= Telematics Freedom Foundation =

Telematics Freedom Foundation is a non-profit organization which aims to bring citizens, in the age of telematics, Internet, mobile phones and the web, all those freedoms and rights that the Free Software Movement has already brought to PC users worldwide.

==Projects==
TFF is working on a definition of "free telematics" as the freedom to run a web service, for any purpose, study its inner workings and adapt it, accessing the source code, redistribute copies of it, and above all verifying it is actually performing as expected, which are all essential prerequisites for any reliable and transparent e-democracy systems based on the web.

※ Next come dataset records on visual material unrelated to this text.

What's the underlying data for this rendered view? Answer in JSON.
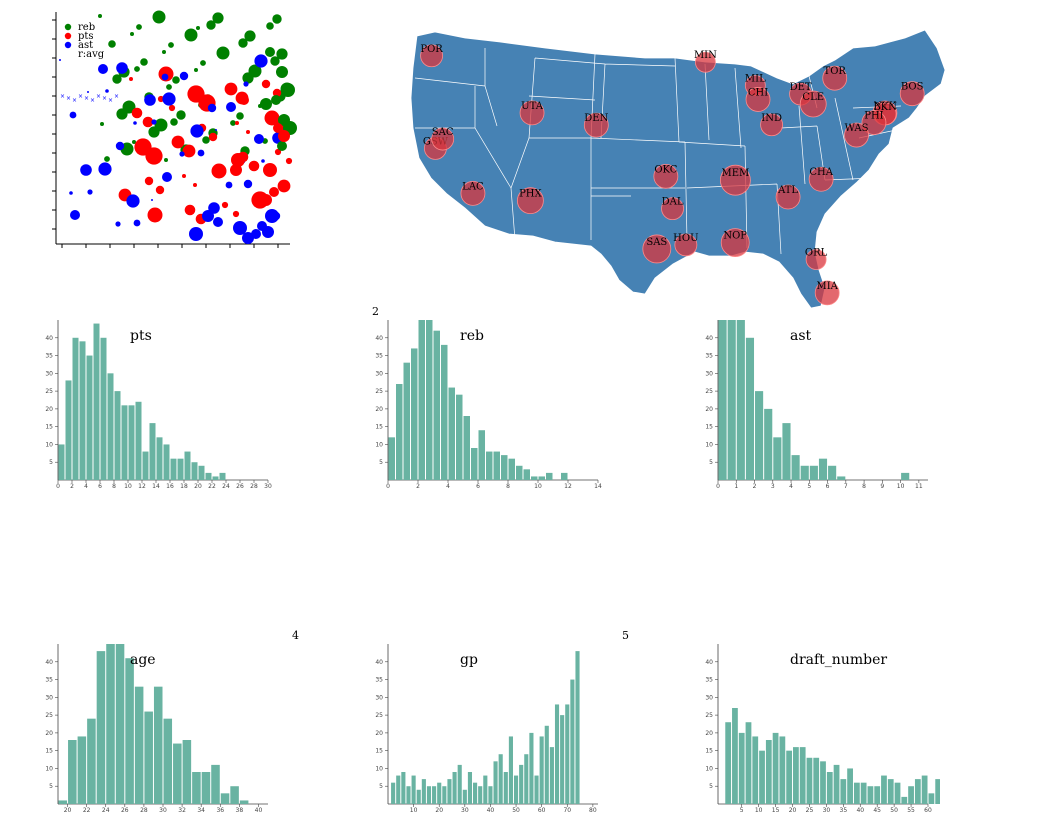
{
  "page_numbers": {
    "n2": "2",
    "n4": "4",
    "n5": "5"
  },
  "colors": {
    "reb": "#008000",
    "pts": "#ff0000",
    "ast": "#0000ff",
    "bar": "#69b3a2",
    "state_fill": "#4682b4",
    "city_fill": "#d9363e"
  },
  "chart_data": [
    {
      "type": "scatter",
      "legend": [
        "reb",
        "pts",
        "ast",
        "r:avg"
      ],
      "series": [
        {
          "name": "reb",
          "points": [
            [
              40,
              245
            ],
            [
              35,
              275
            ],
            [
              46,
              281
            ],
            [
              52,
              252
            ],
            [
              60,
              264
            ],
            [
              62,
              250
            ],
            [
              55,
              268
            ],
            [
              70,
              238
            ],
            [
              72,
              256
            ],
            [
              68,
              276
            ],
            [
              76,
              240
            ],
            [
              80,
              292
            ],
            [
              84,
              262
            ],
            [
              88,
              282
            ],
            [
              90,
              260
            ],
            [
              96,
              272
            ],
            [
              100,
              288
            ],
            [
              102,
              254
            ],
            [
              106,
              270
            ],
            [
              110,
              286
            ],
            [
              114,
              260
            ],
            [
              118,
              276
            ],
            [
              122,
              292
            ],
            [
              126,
              268
            ],
            [
              130,
              280
            ],
            [
              134,
              264
            ],
            [
              138,
              288
            ],
            [
              142,
              276
            ],
            [
              146,
              292
            ],
            [
              150,
              270
            ],
            [
              154,
              282
            ],
            [
              158,
              266
            ],
            [
              162,
              288
            ],
            [
              166,
              278
            ],
            [
              170,
              292
            ],
            [
              174,
              272
            ],
            [
              178,
              286
            ],
            [
              182,
              262
            ],
            [
              186,
              280
            ],
            [
              190,
              292
            ],
            [
              195,
              270
            ],
            [
              200,
              288
            ],
            [
              205,
              276
            ],
            [
              210,
              266
            ],
            [
              215,
              284
            ],
            [
              222,
              296
            ],
            [
              228,
              278
            ],
            [
              235,
              262
            ],
            [
              242,
              286
            ],
            [
              250,
              272
            ],
            [
              258,
              252
            ],
            [
              266,
              264
            ],
            [
              274,
              238
            ],
            [
              282,
              214
            ],
            [
              288,
              196
            ]
          ]
        },
        {
          "name": "pts",
          "points": [
            [
              36,
              52
            ],
            [
              44,
              64
            ],
            [
              50,
              76
            ],
            [
              56,
              84
            ],
            [
              62,
              80
            ],
            [
              66,
              96
            ],
            [
              70,
              106
            ],
            [
              74,
              112
            ],
            [
              78,
              120
            ],
            [
              82,
              124
            ],
            [
              86,
              130
            ],
            [
              90,
              144
            ],
            [
              94,
              150
            ],
            [
              98,
              156
            ],
            [
              102,
              160
            ],
            [
              106,
              162
            ],
            [
              110,
              168
            ],
            [
              114,
              172
            ],
            [
              118,
              178
            ],
            [
              122,
              180
            ],
            [
              126,
              184
            ],
            [
              130,
              190
            ],
            [
              134,
              194
            ],
            [
              140,
              198
            ],
            [
              146,
              200
            ],
            [
              152,
              204
            ],
            [
              158,
              206
            ],
            [
              164,
              210
            ],
            [
              170,
              212
            ],
            [
              176,
              214
            ],
            [
              182,
              216
            ],
            [
              188,
              218
            ],
            [
              194,
              220
            ],
            [
              200,
              222
            ],
            [
              206,
              224
            ],
            [
              212,
              226
            ],
            [
              218,
              228
            ],
            [
              224,
              230
            ],
            [
              232,
              232
            ],
            [
              240,
              234
            ]
          ]
        },
        {
          "name": "ast",
          "points": [
            [
              1.2,
              20
            ],
            [
              1.5,
              22
            ],
            [
              1.8,
              24
            ],
            [
              2,
              26
            ],
            [
              2.2,
              28
            ],
            [
              2.4,
              30
            ],
            [
              2.6,
              34
            ],
            [
              3,
              36
            ],
            [
              3.2,
              38
            ],
            [
              3.5,
              40
            ],
            [
              3.8,
              42
            ],
            [
              4,
              44
            ],
            [
              4.2,
              46
            ],
            [
              4.5,
              48
            ],
            [
              4.8,
              50
            ],
            [
              5,
              52
            ],
            [
              5.5,
              54
            ],
            [
              6,
              56
            ],
            [
              6.5,
              58
            ],
            [
              7,
              60
            ],
            [
              7.5,
              62
            ],
            [
              8,
              64
            ],
            [
              8.5,
              66
            ],
            [
              9,
              68
            ],
            [
              9.5,
              70
            ],
            [
              10,
              72
            ],
            [
              10.5,
              74
            ],
            [
              11,
              76
            ],
            [
              11.5,
              78
            ],
            [
              12,
              80
            ],
            [
              1,
              30
            ],
            [
              2,
              34
            ],
            [
              3,
              38
            ],
            [
              4,
              42
            ],
            [
              5,
              46
            ],
            [
              6,
              50
            ],
            [
              7,
              54
            ],
            [
              8,
              58
            ],
            [
              9,
              62
            ],
            [
              10,
              66
            ]
          ]
        },
        {
          "name": "r:avg",
          "points": [
            [
              1,
              20
            ],
            [
              2,
              40
            ],
            [
              3,
              60
            ],
            [
              4,
              80
            ],
            [
              5,
              100
            ],
            [
              6,
              120
            ],
            [
              7,
              140
            ],
            [
              8,
              160
            ],
            [
              9,
              180
            ],
            [
              10,
              200
            ]
          ]
        }
      ]
    },
    {
      "type": "map",
      "cities": [
        {
          "name": "POR",
          "lon": -122.68,
          "lat": 45.52,
          "r": 11
        },
        {
          "name": "MIN",
          "lon": -93.27,
          "lat": 44.98,
          "r": 10
        },
        {
          "name": "TOR",
          "lon": -79.38,
          "lat": 43.65,
          "r": 12
        },
        {
          "name": "MIL",
          "lon": -87.91,
          "lat": 43.04,
          "r": 10
        },
        {
          "name": "NYK",
          "lon": -73.99,
          "lat": 40.75,
          "r": 12
        },
        {
          "name": "DET",
          "lon": -83.05,
          "lat": 42.33,
          "r": 11
        },
        {
          "name": "BOS",
          "lon": -71.06,
          "lat": 42.36,
          "r": 12
        },
        {
          "name": "CHI",
          "lon": -87.62,
          "lat": 41.88,
          "r": 12
        },
        {
          "name": "CLE",
          "lon": -81.69,
          "lat": 41.5,
          "r": 13
        },
        {
          "name": "UTA",
          "lon": -111.89,
          "lat": 40.76,
          "r": 12
        },
        {
          "name": "BKN",
          "lon": -73.97,
          "lat": 40.68,
          "r": 11
        },
        {
          "name": "IND",
          "lon": -86.16,
          "lat": 39.77,
          "r": 11
        },
        {
          "name": "PHI",
          "lon": -75.17,
          "lat": 39.95,
          "r": 12
        },
        {
          "name": "DEN",
          "lon": -104.99,
          "lat": 39.74,
          "r": 12
        },
        {
          "name": "WAS",
          "lon": -77.04,
          "lat": 38.91,
          "r": 12
        },
        {
          "name": "GSW",
          "lon": -122.27,
          "lat": 37.8,
          "r": 11
        },
        {
          "name": "SAC",
          "lon": -121.49,
          "lat": 38.58,
          "r": 11
        },
        {
          "name": "CHA",
          "lon": -80.84,
          "lat": 35.23,
          "r": 12
        },
        {
          "name": "OKC",
          "lon": -97.52,
          "lat": 35.47,
          "r": 12
        },
        {
          "name": "MEM",
          "lon": -90.05,
          "lat": 35.15,
          "r": 15
        },
        {
          "name": "LAC",
          "lon": -118.24,
          "lat": 34.05,
          "r": 12
        },
        {
          "name": "ATL",
          "lon": -84.39,
          "lat": 33.75,
          "r": 12
        },
        {
          "name": "DAL",
          "lon": -96.8,
          "lat": 32.78,
          "r": 11
        },
        {
          "name": "PHX",
          "lon": -112.07,
          "lat": 33.45,
          "r": 13
        },
        {
          "name": "NOP",
          "lon": -90.07,
          "lat": 29.95,
          "r": 14
        },
        {
          "name": "SAS",
          "lon": -98.49,
          "lat": 29.42,
          "r": 14
        },
        {
          "name": "HOU",
          "lon": -95.37,
          "lat": 29.76,
          "r": 11
        },
        {
          "name": "ORL",
          "lon": -81.38,
          "lat": 28.54,
          "r": 10
        },
        {
          "name": "MIA",
          "lon": -80.19,
          "lat": 25.76,
          "r": 12
        }
      ]
    },
    {
      "type": "bar",
      "title": "pts",
      "bin_start": 0,
      "bin_width": 1,
      "xlim": [
        0,
        30
      ],
      "ylim": [
        0,
        45
      ],
      "xticks": [
        0,
        2,
        4,
        6,
        8,
        10,
        12,
        14,
        16,
        18,
        20,
        22,
        24,
        26,
        28,
        30
      ],
      "yticks": [
        5,
        10,
        15,
        20,
        25,
        30,
        35,
        40
      ],
      "values": [
        10,
        28,
        40,
        39,
        35,
        44,
        40,
        30,
        25,
        21,
        21,
        22,
        8,
        16,
        12,
        10,
        6,
        6,
        8,
        5,
        4,
        2,
        1,
        2,
        0,
        0,
        0,
        0,
        0,
        0
      ]
    },
    {
      "type": "bar",
      "title": "reb",
      "bin_start": 0,
      "bin_width": 0.5,
      "xlim": [
        0,
        14
      ],
      "ylim": [
        0,
        45
      ],
      "xticks": [
        0,
        2,
        4,
        6,
        8,
        10,
        12,
        14
      ],
      "yticks": [
        5,
        10,
        15,
        20,
        25,
        30,
        35,
        40
      ],
      "values": [
        12,
        27,
        33,
        37,
        45,
        45,
        42,
        38,
        26,
        24,
        18,
        9,
        14,
        8,
        8,
        7,
        6,
        4,
        3,
        1,
        1,
        2,
        0,
        2,
        0,
        0,
        0,
        0
      ]
    },
    {
      "type": "bar",
      "title": "ast",
      "bin_start": 0,
      "bin_width": 0.5,
      "xlim": [
        0,
        11.5
      ],
      "ylim": [
        0,
        45
      ],
      "xticks": [
        0,
        1,
        2,
        3,
        4,
        5,
        6,
        7,
        8,
        9,
        10,
        11
      ],
      "yticks": [
        5,
        10,
        15,
        20,
        25,
        30,
        35,
        40
      ],
      "values": [
        45,
        45,
        45,
        40,
        25,
        20,
        12,
        16,
        7,
        4,
        4,
        6,
        4,
        1,
        0,
        0,
        0,
        0,
        0,
        0,
        2,
        0,
        0
      ]
    },
    {
      "type": "bar",
      "title": "age",
      "bin_start": 19,
      "bin_width": 1,
      "xlim": [
        19,
        41
      ],
      "ylim": [
        0,
        45
      ],
      "xticks": [
        20,
        22,
        24,
        26,
        28,
        30,
        32,
        34,
        36,
        38,
        40
      ],
      "yticks": [
        5,
        10,
        15,
        20,
        25,
        30,
        35,
        40
      ],
      "values": [
        1,
        18,
        19,
        24,
        43,
        47,
        45,
        41,
        33,
        26,
        33,
        24,
        17,
        18,
        9,
        9,
        11,
        3,
        5,
        1,
        0,
        0
      ]
    },
    {
      "type": "bar",
      "title": "gp",
      "bin_start": 1,
      "bin_width": 2,
      "xlim": [
        0,
        82
      ],
      "ylim": [
        0,
        45
      ],
      "xticks": [
        10,
        20,
        30,
        40,
        50,
        60,
        70,
        80
      ],
      "yticks": [
        5,
        10,
        15,
        20,
        25,
        30,
        35,
        40
      ],
      "values": [
        6,
        8,
        9,
        5,
        8,
        4,
        7,
        5,
        5,
        6,
        5,
        7,
        9,
        11,
        4,
        9,
        6,
        5,
        8,
        5,
        12,
        14,
        9,
        19,
        8,
        11,
        14,
        20,
        8,
        19,
        22,
        16,
        28,
        25,
        28,
        35,
        43
      ]
    },
    {
      "type": "bar",
      "title": "draft_number",
      "bin_start": 0,
      "bin_width": 2,
      "xlim": [
        -2,
        60
      ],
      "ylim": [
        0,
        45
      ],
      "xticks": [
        5,
        10,
        15,
        20,
        25,
        30,
        35,
        40,
        45,
        50,
        55,
        60
      ],
      "yticks": [
        5,
        10,
        15,
        20,
        25,
        30,
        35,
        40
      ],
      "values": [
        23,
        27,
        20,
        23,
        19,
        15,
        18,
        20,
        19,
        15,
        16,
        16,
        13,
        13,
        12,
        9,
        11,
        7,
        10,
        6,
        6,
        5,
        5,
        8,
        7,
        6,
        2,
        5,
        7,
        8,
        3,
        7
      ]
    }
  ]
}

A formal draft proposal, based on Free Software, is currently under development.

Telematics Freedom Foundation is an advocate of the concept of Continuous Democracy, which stands for the power of citizens to practice democracy not only at the time of elections, but on every single instance they might find it is needed, through constant discussion and confrontation between involved peers. From this viewpoint, it is also developing software for remote democratic organization, which will constitute a touchstone for the model of production, sharing and full control outlined by the idea of Telematics Freedom it is promoting.

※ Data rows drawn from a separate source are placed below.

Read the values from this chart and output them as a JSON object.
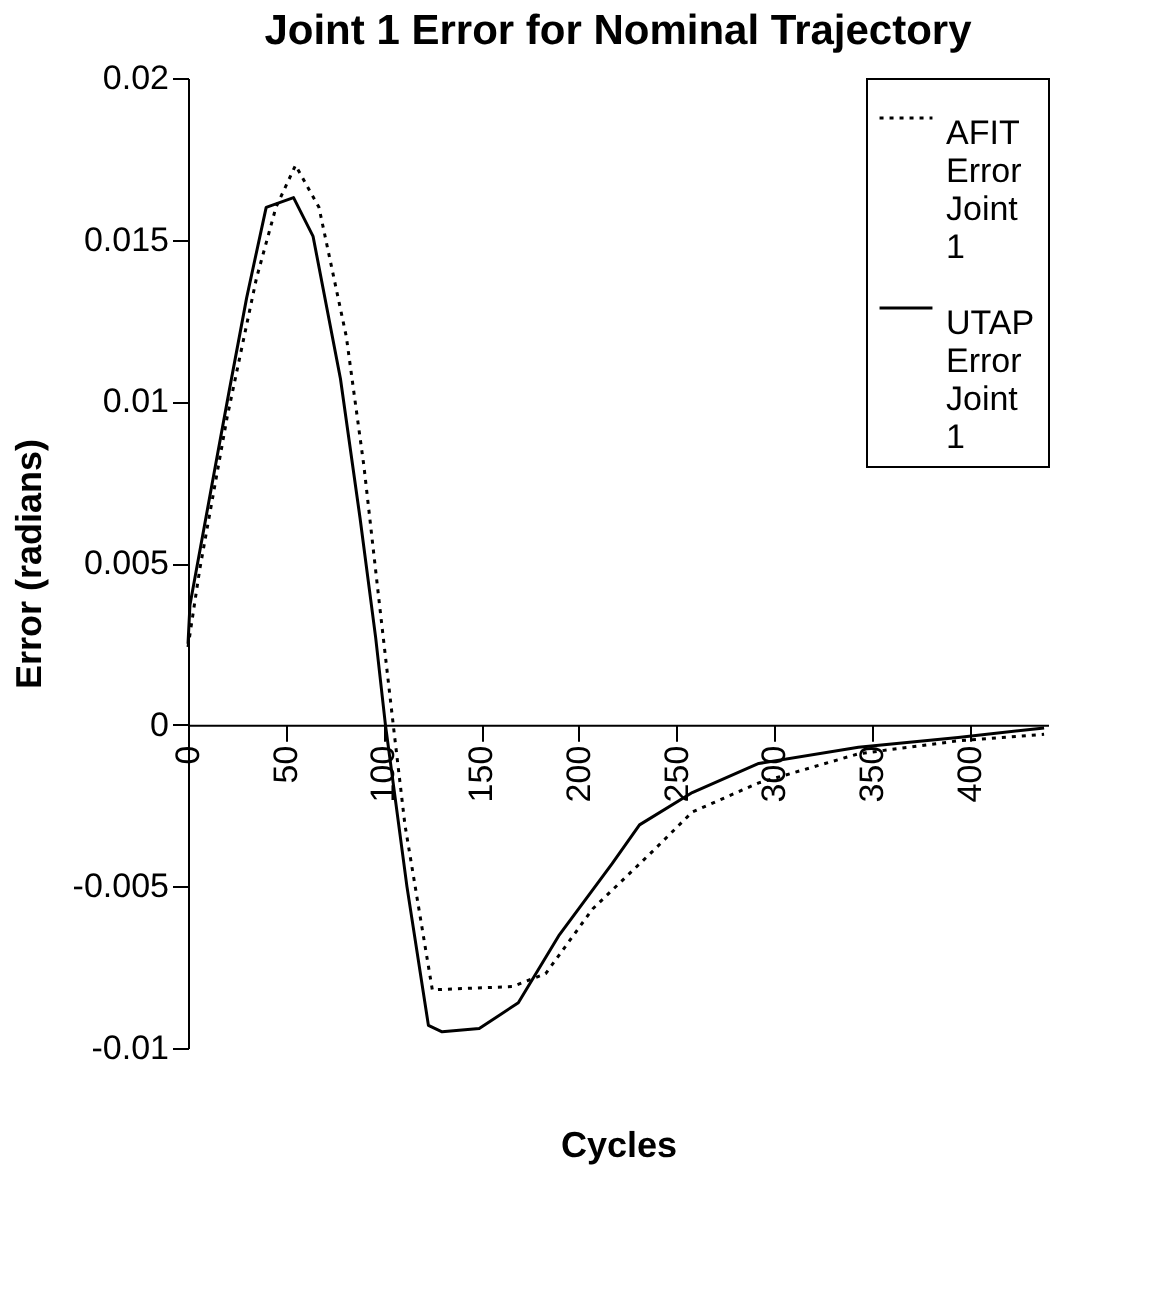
{
  "chart_data": {
    "type": "line",
    "title": "Joint 1 Error for Nominal Trajectory",
    "xlabel": "Cycles",
    "ylabel": "Error (radians)",
    "xlim": [
      0,
      440
    ],
    "xticks": [
      0,
      50,
      100,
      150,
      200,
      250,
      300,
      350,
      400
    ],
    "ylim": [
      -0.01,
      0.02
    ],
    "yticks": [
      -0.01,
      -0.005,
      0,
      0.005,
      0.01,
      0.015,
      0.02
    ],
    "grid": false,
    "legend": "top right",
    "series": [
      {
        "name": "AFIT Error Joint 1",
        "color": "#000000",
        "line_style": "dotted",
        "x": [
          0,
          6,
          20,
          35,
          45,
          55,
          67,
          81,
          90,
          98,
          105,
          111,
          125,
          166,
          183,
          207,
          238,
          258,
          292,
          343,
          394,
          438
        ],
        "values": [
          0.0024,
          0.0048,
          0.0095,
          0.0138,
          0.016,
          0.0173,
          0.016,
          0.012,
          0.008,
          0.0037,
          0,
          -0.0031,
          -0.0082,
          -0.0081,
          -0.0077,
          -0.0057,
          -0.0039,
          -0.0027,
          -0.0018,
          -0.0009,
          -0.0005,
          -0.0003
        ]
      },
      {
        "name": "UTAP Error Joint 1",
        "color": "#000000",
        "line_style": "solid",
        "x": [
          0,
          1,
          14,
          21,
          30,
          40,
          54,
          64,
          78,
          88,
          96,
          101,
          112,
          123,
          130,
          149,
          169,
          190,
          217,
          231,
          258,
          292,
          343,
          394,
          438
        ],
        "values": [
          0.0025,
          0.0037,
          0.008,
          0.0103,
          0.0132,
          0.016,
          0.0163,
          0.0151,
          0.0107,
          0.0064,
          0.0027,
          0,
          -0.005,
          -0.0093,
          -0.0095,
          -0.0094,
          -0.0086,
          -0.0065,
          -0.0043,
          -0.0031,
          -0.0021,
          -0.0012,
          -0.0007,
          -0.0004,
          -0.0001
        ]
      }
    ]
  }
}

The Foundation is also working on the consolidation of a huge multimedia collection, the Universal Audiovisual Library. This will host hundreds of thousands of Gigabytes of audio and video contents in their original language, released under open and public licenses. It will serve as an exhaustive source of material to be freely remixed and published by content editors and providers, with the intent of spreading knowledge. One example of this will be the Lazio DNA project (where DNA stands for Digital Nature Archive), a large set of raw full HD footage of Lazio region's natural landscape and cultural heritage, available under a Creative Commons Attribution-Share Alike license.
Moreover, to enrich the library and provide citizens with even more content to freely browse and view, the foundation is also promoting participatory journalism, through the "social video packs" project. Inspired by two successful experiments already implemented in Brazil, the "Pontos de Cultura" and "Estúdio Livre", it will establish a series of multimedia centers based on Linux, equipped for creation, editing and post-production of videos created by citizens, which will be equipped with a backpack containing a camcorder and everything they need to perform video footage on the road.

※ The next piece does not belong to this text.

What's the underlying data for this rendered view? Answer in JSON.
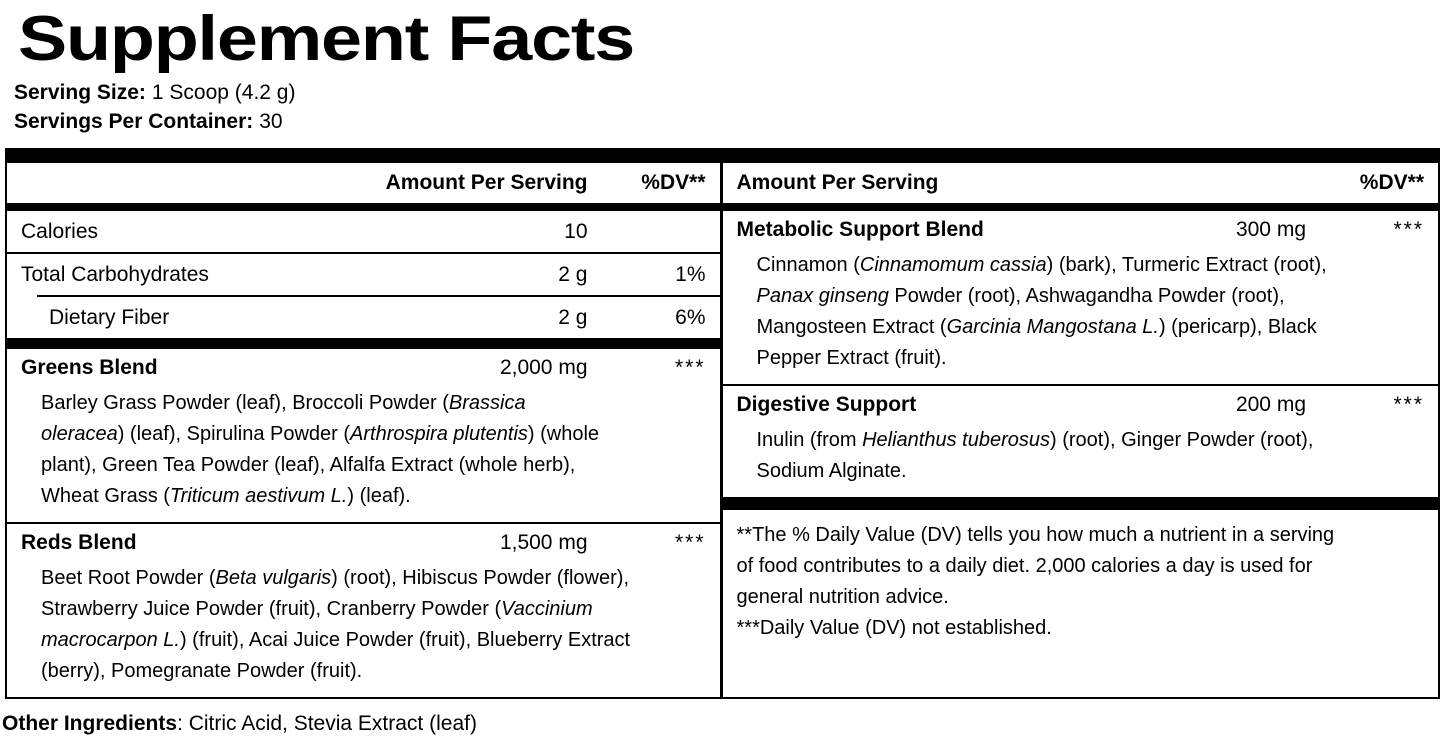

Telematics Freedom Foundation endorses the adoption of the GNU Affero General Public License to guarantee transparency and accountability for open-source e-voting and e-democracy software. In fact, under this license all running source code of a web application should be made freely downloadable from final users at all time, and this should actually give them reasonable practical means to verify the software they are accessing.
In order to provide further concrete control, the Foundation also proposed that server rooms (or "cages") hosting free telematic services would be physically managed applying those same (or enhanced) physical security provisions that are currently applied to ballot boxes during an election. In practice, physical access to such servers would be enabled only while a few randomly selected or elected users (or citizens) are physically present.

The foundation also launched a video website featuring socio-political and satirical content, www.popolobue.tv, which should serve as a model of a television democratically controlled by its viewers.